Descriptive statistics were used to summarize demographic and clinical features (median, IQR and range for continuous variables, absolute and percentage frequencies for categorical variables). The Cox proportional hazards model was used to detect and estimate the statistical association between the patients' demographic-clinical features and the duration of abiraterone exposure; the hazard ratio (HR) was used as population parameter and the Wald test statistic was used to test H0: HR = 0. All statistical tests were two-sided and statistical significance was detected at the 5% probability level (p-value<0.05). For each predictor the assumption of proportional hazard was tested using a Cox's model with a constant and linear term in time. For each continuous predictor associated to abiraterone treatment duration the best thresholds were identified using the CART methodology [26], with regression trees being generated by means of the Recursive Partitioning and Regression Trees (Rpart) package. Each tree was pruned back in order to avoid data overfitting and the tree size that minimized the cross-validated error was chosen.

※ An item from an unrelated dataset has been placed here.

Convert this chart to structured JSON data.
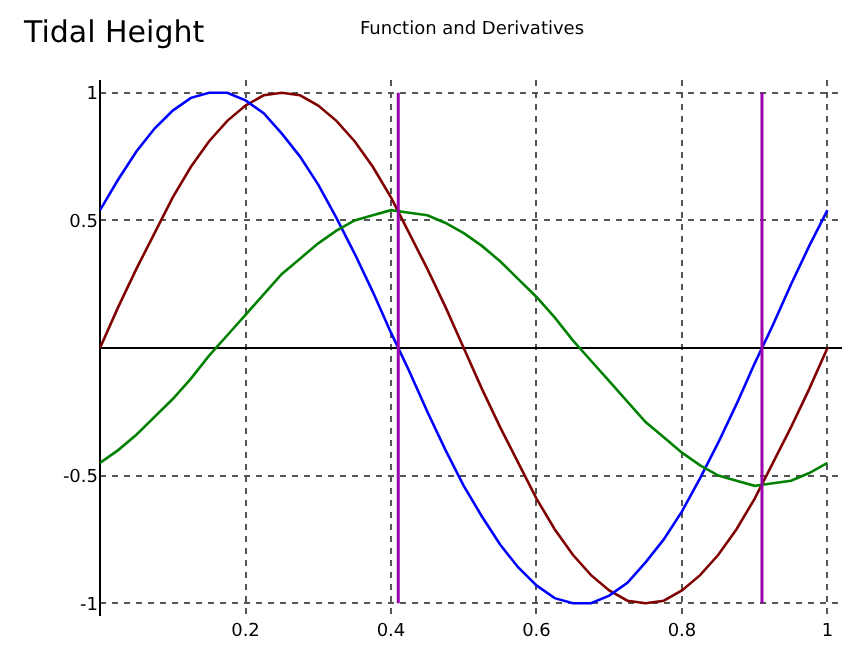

At least one threshold was mandatory. A backward elimination Cox regression procedure at 0.05 level was used to identify the strongest predictors of abiraterone treatment duration.

The Kaplan-Meier method was used to estimate survival functions. The inverse Kaplan-Meier method was used to estimate median follow-up; patients still receiving abiraterone at the time of the last contact were right censored.

Apart from CART methodology, the statistical analysis was performed using the SAS software (SAS Institute, Cary, NC, USA), version 9.2.